On point-of-sale (POS) ter­mi­nals, he said one or two banks have com­pleted the up­grad­ing of ter­mi­nals due to the smaller base.

The cost of up­grad­ing of bankowned ter­mi­nals is borne by the banks them­selves while petrol com­pa­nies will foot the bill of up­grad­ing POS ter­mi­nals at petrol sta­tions, he said. Banks will work with mer­chant part­ners to coin­vest in self-service kiosks.

“For mer­chants, the im­por­tant thing is ed­u­cat­ing the cashiers. A lot of time and ef­fort is spent by banks to ed­u­cate cashiers, es­pe­cially in de­part­ment stores, hy­per­mar­kets and su­per­mar­kets be­cause the turnover of cashiers is high and they need to be con­tin­u­ously ed­u­cated. Some mer­chants need to go back three to four times to ed­u­cate cashiers on how to use th­ese PIN trans­ac­tions,” said Ravintha­ran.

There are eight mil­lion credit cards in cir­cu­la­tion and 20 mil­lion ac­tive debit cards that must be re­placed by Dec 31, 2016, while non-ac­tive debit cards have more time, un­til Dec 31, 2017.

In Malaysia, May­bank has the high­est card is­suance in the in­dus­try with 1.7 mil­lion credit cards and 10 mil­lion debit cards. It is spend­ing a sig­nif­i­cant sum on the ex­er­cise, and a big por­tion of it will be for card is­suance. It is un­der­stood that a pay­ment card costs RM11-RM15 de­pend­ing on card type.

“It’s an ex­pen­sive af­fair. We need to change all the cards and most ter­mi­nals, we have to ed­u­cate cus­tomers, in­cur the cost of the plas­tic, and couri­er­ing cards. Staff also need to work late be­cause we’re open on week­ends and af­terof­fice hours,” Ravintha­ran ex­plained.

He said a ter­mi­nal can cost RM500 (ba­sic) to RM1,700 (con­tact­less, all-in­one) and the up­grad­ing of ter­mi­nals con­sists of a com­bi­na­tion of soft­ware as well as re­place­ment.
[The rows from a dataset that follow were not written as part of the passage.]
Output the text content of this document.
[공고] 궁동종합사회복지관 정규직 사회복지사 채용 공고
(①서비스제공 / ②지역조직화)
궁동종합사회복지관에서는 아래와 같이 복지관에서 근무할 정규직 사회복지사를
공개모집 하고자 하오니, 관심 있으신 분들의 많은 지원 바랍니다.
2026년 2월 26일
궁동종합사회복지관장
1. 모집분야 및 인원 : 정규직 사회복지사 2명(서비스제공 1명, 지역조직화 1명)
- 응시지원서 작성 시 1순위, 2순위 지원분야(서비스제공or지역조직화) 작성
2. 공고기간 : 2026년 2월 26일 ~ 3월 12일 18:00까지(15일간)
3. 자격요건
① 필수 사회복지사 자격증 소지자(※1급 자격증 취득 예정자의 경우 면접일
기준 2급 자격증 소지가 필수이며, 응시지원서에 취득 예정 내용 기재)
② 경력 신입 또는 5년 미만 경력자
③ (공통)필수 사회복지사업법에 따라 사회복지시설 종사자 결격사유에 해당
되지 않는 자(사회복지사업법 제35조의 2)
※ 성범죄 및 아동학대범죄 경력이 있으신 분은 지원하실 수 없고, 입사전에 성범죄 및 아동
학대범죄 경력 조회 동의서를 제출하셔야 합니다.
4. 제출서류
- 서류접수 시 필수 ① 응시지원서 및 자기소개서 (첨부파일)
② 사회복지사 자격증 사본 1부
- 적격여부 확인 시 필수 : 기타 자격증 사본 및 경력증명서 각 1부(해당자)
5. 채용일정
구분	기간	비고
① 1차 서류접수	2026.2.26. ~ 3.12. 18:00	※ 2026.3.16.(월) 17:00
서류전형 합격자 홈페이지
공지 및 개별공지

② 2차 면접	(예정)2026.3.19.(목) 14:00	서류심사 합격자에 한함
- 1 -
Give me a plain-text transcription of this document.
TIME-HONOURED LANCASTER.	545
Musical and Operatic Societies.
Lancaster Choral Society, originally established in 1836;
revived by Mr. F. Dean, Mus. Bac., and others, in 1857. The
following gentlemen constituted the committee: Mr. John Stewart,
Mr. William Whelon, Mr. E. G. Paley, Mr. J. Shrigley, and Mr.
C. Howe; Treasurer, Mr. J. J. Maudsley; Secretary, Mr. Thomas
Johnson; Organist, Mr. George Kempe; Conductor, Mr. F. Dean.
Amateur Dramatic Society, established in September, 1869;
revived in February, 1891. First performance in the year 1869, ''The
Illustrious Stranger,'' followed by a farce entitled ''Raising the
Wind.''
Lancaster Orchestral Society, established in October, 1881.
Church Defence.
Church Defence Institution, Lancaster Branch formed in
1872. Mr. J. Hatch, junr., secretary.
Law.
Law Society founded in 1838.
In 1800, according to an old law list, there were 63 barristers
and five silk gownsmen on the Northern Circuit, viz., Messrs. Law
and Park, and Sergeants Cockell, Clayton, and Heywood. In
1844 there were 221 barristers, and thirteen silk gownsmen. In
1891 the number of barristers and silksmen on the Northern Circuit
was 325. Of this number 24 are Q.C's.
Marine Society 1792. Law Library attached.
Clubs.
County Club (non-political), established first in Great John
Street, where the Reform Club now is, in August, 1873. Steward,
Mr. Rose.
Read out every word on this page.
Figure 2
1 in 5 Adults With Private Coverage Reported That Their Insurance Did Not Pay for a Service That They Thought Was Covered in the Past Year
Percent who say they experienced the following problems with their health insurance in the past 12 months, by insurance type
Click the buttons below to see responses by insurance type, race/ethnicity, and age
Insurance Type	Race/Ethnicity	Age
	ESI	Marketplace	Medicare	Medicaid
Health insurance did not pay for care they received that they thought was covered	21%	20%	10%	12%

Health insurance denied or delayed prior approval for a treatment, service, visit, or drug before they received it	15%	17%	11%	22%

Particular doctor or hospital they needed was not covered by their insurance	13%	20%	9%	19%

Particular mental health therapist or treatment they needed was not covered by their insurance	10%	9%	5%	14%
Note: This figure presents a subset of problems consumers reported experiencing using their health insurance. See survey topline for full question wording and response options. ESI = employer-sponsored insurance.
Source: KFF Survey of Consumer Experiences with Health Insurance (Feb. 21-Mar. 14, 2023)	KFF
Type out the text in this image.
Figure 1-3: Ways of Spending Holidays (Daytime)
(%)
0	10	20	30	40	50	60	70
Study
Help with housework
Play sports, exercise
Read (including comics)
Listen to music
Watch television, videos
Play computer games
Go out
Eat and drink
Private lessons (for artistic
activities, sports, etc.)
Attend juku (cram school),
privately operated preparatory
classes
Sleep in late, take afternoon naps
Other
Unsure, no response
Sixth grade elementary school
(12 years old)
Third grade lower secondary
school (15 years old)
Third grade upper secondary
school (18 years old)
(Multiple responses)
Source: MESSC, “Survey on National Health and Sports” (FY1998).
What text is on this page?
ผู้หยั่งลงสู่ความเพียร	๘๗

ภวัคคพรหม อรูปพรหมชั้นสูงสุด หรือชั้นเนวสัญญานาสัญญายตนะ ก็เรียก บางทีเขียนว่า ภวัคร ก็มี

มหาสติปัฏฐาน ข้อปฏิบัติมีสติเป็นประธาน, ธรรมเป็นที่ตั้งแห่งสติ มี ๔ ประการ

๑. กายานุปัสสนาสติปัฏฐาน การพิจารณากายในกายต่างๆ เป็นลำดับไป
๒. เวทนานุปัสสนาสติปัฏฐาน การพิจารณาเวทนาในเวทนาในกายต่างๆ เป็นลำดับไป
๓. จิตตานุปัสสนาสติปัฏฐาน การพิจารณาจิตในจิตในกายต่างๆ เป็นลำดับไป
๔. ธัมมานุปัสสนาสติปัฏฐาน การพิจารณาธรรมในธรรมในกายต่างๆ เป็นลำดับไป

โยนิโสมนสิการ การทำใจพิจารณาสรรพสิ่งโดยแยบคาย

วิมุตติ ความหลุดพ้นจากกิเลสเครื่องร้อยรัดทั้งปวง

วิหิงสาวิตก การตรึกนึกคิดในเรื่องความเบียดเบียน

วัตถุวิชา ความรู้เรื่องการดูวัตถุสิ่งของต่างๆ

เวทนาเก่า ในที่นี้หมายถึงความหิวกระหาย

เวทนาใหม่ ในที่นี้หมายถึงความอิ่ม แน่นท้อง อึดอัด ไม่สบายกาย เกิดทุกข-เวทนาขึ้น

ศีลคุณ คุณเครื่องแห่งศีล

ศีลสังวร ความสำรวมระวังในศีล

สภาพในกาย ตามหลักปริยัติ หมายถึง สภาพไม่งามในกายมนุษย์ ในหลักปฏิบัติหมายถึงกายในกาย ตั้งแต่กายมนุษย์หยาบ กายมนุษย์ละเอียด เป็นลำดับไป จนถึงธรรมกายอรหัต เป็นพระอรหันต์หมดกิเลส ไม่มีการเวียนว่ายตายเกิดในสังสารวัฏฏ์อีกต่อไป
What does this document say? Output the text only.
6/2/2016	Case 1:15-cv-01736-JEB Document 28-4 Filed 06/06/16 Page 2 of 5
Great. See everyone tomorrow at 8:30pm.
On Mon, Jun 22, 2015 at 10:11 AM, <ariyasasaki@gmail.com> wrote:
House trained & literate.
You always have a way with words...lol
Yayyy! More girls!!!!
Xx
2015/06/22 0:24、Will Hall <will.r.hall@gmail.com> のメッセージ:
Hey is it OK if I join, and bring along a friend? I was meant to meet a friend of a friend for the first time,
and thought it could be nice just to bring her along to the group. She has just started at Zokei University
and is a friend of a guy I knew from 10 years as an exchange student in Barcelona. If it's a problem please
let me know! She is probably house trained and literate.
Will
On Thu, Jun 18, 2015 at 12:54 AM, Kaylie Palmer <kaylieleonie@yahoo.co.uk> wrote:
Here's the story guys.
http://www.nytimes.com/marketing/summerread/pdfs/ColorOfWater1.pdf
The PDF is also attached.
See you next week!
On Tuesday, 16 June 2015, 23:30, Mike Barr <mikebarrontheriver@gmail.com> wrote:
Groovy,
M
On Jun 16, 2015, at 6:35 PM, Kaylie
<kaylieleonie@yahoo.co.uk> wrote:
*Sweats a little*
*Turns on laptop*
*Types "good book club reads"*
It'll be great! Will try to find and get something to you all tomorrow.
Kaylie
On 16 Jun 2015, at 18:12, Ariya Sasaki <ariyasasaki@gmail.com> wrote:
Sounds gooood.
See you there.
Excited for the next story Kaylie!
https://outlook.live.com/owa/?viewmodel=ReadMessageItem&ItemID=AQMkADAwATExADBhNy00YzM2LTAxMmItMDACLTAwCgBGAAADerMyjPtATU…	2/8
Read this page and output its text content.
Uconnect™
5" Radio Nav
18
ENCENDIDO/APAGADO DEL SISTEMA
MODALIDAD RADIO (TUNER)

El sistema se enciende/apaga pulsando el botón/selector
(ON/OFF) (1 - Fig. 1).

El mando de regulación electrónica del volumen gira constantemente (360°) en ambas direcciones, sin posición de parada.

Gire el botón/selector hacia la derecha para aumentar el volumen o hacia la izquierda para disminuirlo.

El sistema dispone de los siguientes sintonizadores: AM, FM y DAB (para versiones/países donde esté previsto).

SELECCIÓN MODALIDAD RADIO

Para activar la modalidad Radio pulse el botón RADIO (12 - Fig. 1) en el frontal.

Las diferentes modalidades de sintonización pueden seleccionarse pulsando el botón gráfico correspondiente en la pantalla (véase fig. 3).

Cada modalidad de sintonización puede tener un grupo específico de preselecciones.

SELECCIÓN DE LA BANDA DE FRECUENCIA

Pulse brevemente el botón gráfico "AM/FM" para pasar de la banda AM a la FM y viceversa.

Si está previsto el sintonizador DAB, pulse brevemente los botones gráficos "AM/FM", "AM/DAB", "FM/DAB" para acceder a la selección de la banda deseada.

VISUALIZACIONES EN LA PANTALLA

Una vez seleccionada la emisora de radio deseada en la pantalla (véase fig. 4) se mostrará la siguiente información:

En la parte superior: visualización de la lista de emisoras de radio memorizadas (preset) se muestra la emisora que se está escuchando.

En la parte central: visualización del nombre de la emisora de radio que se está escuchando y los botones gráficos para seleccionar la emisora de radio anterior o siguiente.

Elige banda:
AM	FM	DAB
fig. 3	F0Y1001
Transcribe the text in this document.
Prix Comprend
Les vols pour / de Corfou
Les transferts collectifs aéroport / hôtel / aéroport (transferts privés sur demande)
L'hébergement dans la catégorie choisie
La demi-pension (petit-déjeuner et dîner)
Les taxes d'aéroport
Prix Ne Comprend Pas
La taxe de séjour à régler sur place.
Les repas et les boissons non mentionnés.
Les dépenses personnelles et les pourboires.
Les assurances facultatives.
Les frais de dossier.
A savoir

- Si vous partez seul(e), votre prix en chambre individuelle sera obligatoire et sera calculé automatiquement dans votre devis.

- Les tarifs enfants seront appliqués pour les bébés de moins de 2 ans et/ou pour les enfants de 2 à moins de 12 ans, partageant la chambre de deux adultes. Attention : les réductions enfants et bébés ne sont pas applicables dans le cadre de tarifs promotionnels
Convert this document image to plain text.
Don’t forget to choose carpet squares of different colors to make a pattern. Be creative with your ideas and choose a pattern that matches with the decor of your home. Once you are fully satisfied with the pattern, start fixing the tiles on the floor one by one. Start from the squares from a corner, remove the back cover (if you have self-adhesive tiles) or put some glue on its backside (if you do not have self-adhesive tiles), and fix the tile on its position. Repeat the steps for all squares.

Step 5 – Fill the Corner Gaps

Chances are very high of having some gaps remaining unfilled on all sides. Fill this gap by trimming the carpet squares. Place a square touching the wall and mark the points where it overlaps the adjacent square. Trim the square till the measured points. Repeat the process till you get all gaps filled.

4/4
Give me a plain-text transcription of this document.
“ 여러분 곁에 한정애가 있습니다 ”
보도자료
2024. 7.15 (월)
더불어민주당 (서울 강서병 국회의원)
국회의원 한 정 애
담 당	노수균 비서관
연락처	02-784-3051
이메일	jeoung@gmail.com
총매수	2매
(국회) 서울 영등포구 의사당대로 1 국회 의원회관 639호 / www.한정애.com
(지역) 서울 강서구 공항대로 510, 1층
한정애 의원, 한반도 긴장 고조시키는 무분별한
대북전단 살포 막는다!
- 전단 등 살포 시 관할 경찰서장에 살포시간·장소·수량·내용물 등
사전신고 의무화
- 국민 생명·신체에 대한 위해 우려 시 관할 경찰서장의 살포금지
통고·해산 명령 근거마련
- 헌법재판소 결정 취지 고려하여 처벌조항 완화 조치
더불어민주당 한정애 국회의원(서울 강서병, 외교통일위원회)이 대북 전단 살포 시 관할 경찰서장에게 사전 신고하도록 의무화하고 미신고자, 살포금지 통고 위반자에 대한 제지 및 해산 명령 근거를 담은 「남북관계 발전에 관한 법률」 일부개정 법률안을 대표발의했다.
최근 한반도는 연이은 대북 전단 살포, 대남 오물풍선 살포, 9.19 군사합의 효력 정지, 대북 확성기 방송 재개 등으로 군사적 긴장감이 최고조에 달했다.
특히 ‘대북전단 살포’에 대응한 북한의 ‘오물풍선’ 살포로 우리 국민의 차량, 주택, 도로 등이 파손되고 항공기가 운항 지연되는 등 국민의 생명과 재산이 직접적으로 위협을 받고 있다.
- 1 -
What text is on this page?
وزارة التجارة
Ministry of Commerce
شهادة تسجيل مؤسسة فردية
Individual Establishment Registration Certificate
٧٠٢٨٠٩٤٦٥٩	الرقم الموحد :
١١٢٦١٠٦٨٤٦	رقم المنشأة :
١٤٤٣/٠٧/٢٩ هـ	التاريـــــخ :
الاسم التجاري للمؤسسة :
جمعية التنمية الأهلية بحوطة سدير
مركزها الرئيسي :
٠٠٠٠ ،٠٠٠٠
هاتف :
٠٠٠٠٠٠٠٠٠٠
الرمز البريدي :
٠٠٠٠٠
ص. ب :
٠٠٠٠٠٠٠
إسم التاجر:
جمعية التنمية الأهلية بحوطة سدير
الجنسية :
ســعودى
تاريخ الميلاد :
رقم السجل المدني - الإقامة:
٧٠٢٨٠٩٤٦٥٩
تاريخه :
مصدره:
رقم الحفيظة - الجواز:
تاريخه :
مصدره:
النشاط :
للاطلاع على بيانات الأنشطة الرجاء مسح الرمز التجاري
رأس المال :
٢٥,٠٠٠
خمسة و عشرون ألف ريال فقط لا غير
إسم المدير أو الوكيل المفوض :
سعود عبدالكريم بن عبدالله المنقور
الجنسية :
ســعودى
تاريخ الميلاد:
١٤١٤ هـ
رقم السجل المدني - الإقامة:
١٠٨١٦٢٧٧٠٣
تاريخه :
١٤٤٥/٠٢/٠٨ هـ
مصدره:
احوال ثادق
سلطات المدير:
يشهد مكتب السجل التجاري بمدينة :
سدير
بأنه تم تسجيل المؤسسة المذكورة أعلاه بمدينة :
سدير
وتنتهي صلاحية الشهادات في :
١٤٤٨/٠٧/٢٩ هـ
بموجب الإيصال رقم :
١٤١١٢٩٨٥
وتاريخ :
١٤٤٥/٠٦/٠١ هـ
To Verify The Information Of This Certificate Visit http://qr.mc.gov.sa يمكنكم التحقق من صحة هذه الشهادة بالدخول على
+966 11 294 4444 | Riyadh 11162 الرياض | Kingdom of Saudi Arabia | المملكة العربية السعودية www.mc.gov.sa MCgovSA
Con­tact­less pay­ment sys­tems use near-field com­mu­ni­ca­tion for mak­ing se­cure pay­ments and the em­bed­ded chip and an­tenna en­able con­sumers to wave their cards or hand­held de­vice over a reader at the POS ter­mi­nal. Low-value con­tact­less trans­ac­tions (be­low RM250) do not re­quire a PIN. Con­tact­less pay­ments are usu­ally found in hy­per­mar­kets, su­per­mar­kets and fast­food restau­rants to speed up queues.

“In Malaysia, 10% of the ter­mi­nals are con­tact­less and it’s growing but in ma­tured mar­kets, al­most 80% of trans­ac­tions are con­tact­less. There will come a time in Malaysia when banks in­stall the ter­mi­nals and there will be more and more such ter­mi­nals avail­able and you’ll see more and more peo­ple us­ing such de­vices,” said Ravintha­ran.

He said more ter­mi­nals are be­ing in­stalled to pro­mote elec­tronic pay­ment. Banks are in­stalling ter­mi­nals in mer­chant lo­ca­tions or seg­ments which pre­vi­ously did not ac­cept cards, such as fast-food restau­rants.

Ravintha­ran said PIN & PAY has been widely used in the UK, France for about a decade, as well as in Canada, Aus­tralia and New Zealand. Malaysia is the first coun­try in Asean to im­ple­ment PIN & PAY.